Hier maßgebliche Nachfolgebestimmung für den § 4 Abs.4 LRV ist § 4 Abs.2 VVbioMatGesetz. Danach ist das punktuelle Verbrennen biogener Materialien aus dem Hausgartenbereich und aus dem landwirtschaftlich nicht intensiv genutzten Haus- und Hofbereich außerhalb von Anlagen, soweit § 5 Abs.2 nicht anderes bestimmt, ganzjährig verboten. Nun stellt die Ausnahmeregelung des § 5 Abs.2 klar, daß das punktuelle Verbrennen von kleinen Mengen biogener Materialien aus dem Hausgartenbereich und aus dem landwirtschaftlich nicht intensiv genutzten Garten- und Hofbereich dem generellen Verbrennungsverbot nicht unterliegt. Die Materialien zur Regierungsvorlage des VVbioMatGesetzes, 1058 BlgNR, XVIII.

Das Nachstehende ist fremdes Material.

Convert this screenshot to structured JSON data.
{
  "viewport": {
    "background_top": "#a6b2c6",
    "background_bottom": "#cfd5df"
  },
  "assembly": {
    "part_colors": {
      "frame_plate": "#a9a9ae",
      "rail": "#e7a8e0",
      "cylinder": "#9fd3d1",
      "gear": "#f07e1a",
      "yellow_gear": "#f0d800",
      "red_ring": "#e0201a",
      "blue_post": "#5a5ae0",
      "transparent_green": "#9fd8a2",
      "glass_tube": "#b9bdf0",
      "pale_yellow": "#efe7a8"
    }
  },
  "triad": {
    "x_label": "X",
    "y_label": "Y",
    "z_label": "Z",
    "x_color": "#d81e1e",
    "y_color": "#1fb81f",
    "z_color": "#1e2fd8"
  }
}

GP, erläutern, daß als "kleine Menge etwa 1 m 3 verstanden wird, was dem Fassungsvermögen einer in diesem Bereich üblicherweise verwendeten Schiebetruhe entspricht." Die vorliegende Übertretung bestand jedoch gerade in einem punktuellen Verbrennen von kleinen Mengen biogener Materialien (nasses Laub, nasse Äste und Zweige) aus dem Hausgartenbereich.

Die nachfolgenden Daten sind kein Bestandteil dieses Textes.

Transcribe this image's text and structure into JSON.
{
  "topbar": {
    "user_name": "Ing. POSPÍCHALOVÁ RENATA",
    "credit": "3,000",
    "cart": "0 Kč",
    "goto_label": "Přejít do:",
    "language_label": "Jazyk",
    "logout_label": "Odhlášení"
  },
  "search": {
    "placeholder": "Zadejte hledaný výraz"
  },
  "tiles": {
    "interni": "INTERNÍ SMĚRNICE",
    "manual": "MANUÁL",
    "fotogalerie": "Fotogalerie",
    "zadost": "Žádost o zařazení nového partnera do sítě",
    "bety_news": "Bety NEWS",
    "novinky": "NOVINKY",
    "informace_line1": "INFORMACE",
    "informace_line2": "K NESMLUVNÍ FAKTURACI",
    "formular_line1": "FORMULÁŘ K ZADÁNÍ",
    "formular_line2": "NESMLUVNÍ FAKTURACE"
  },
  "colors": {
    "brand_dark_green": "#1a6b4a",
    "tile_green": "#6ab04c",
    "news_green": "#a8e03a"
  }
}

Im Ergebnis ist der Berufungswerber für etwas bestraft worden, was seit 1. Juli 1993 nicht mehr strafbar ist.

4.3. Eine Verordnung gemäß § 5 Abs.3 VVbioMatGesetz hat nach der Aktenlage die Gemeinde P noch nicht erlassen (mit einer solchen Verordnung hat die Gemeinde das - erlaubte Verbrennen kleiner Mengen biogener Materialien aus dem Hausgartenbereich in bestimmter Weise zu reglementieren; deren Nichtbefolgung steht unter Strafsanktion).

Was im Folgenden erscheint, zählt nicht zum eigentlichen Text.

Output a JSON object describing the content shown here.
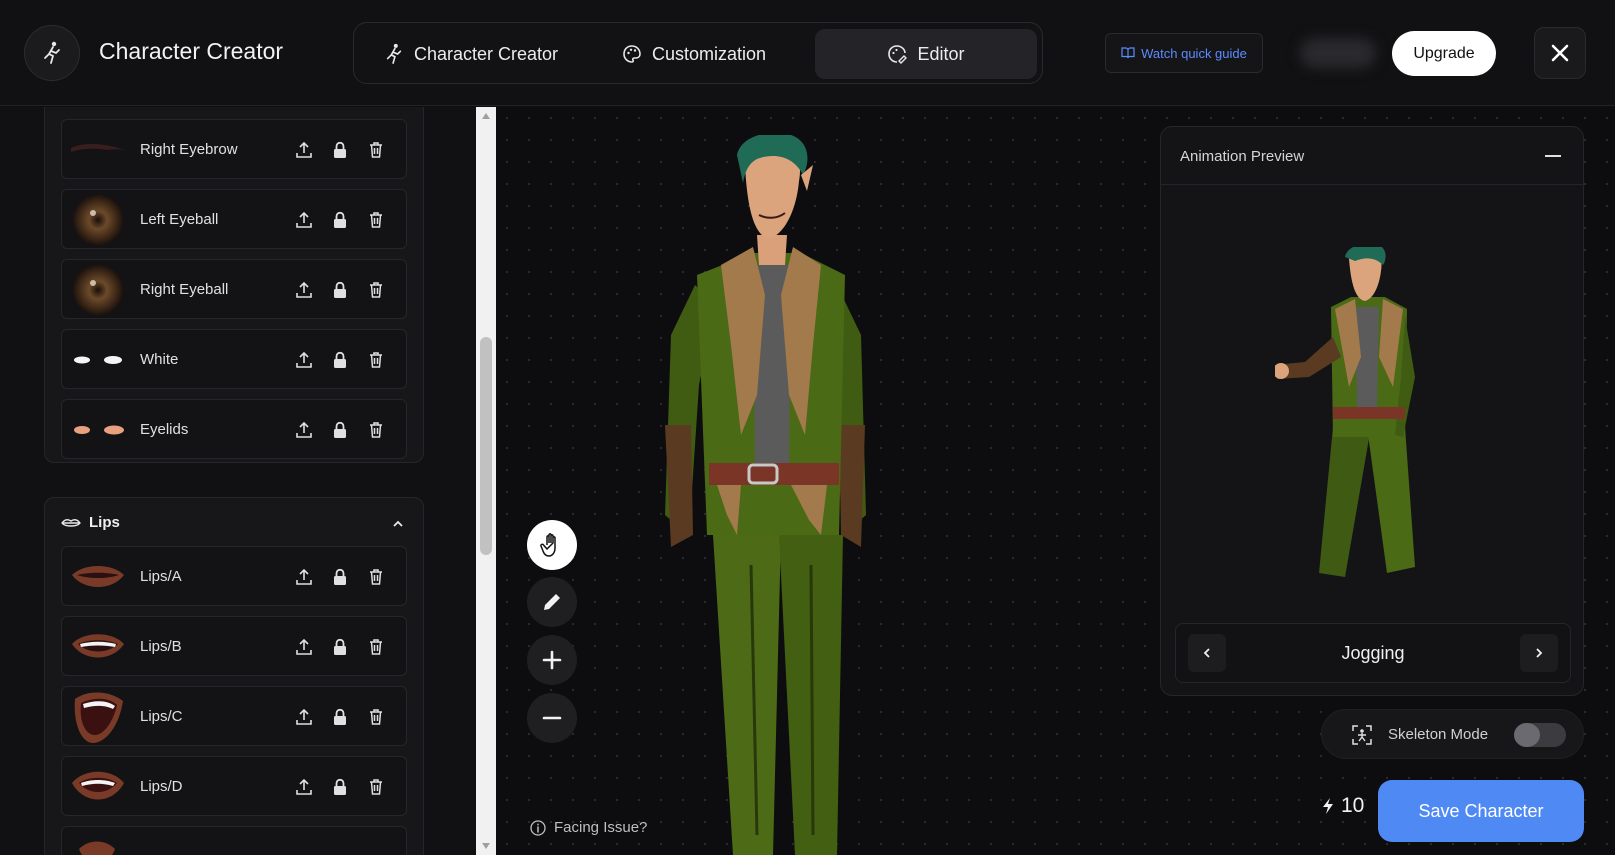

5. Zusammenfassend war im Grunde des § 1 Abs.2 VStG, weil die zur Tatzeit noch gegeben gewesene Strafbarkeit des Zuwiderhandelns gegen die zugrundegelegte Verwaltungsvorschrift zur Zeit der Erlassung des bekämpften Straferkenntnisses jedoch schon weggefallen gewesen ist, eben dieses Straferkenntnis aufzuheben und im Grunde des § 45 Abs.1 Z2 zweite Alternative VStG die Einstellung des Verwaltungsstrafverfahrens zu verfügen.

6. Der unabhängige Verwaltungssenat hält fest, daß entgegen der Annahme der belangten Behörde - der vorgelegte Fall für eine Berufungsvorentscheidung gemäß § 51b VStG geeignet gewesen wäre.

Zu II.:

Der Ausspruch über den Entfall von Beiträgen zu den Kosten des Strafverfahrens ist auf die angegebene Gesetzesbestimmung gegründet.

Rechtsmittelbelehrung:

Gegen diesen Bescheid ist eine weitere Berufung unzulässig.

Hinweis:

Gegen diesen Bescheid kann innerhalb von sechs Wochen ab seiner Zustellung eine schriftliche Beschwerde an den Verwaltungsgerichtshof oder an den Verfassungsgerichtshof erhoben werden. Sie muß von einem Rechtsanwalt unterschrieben sein.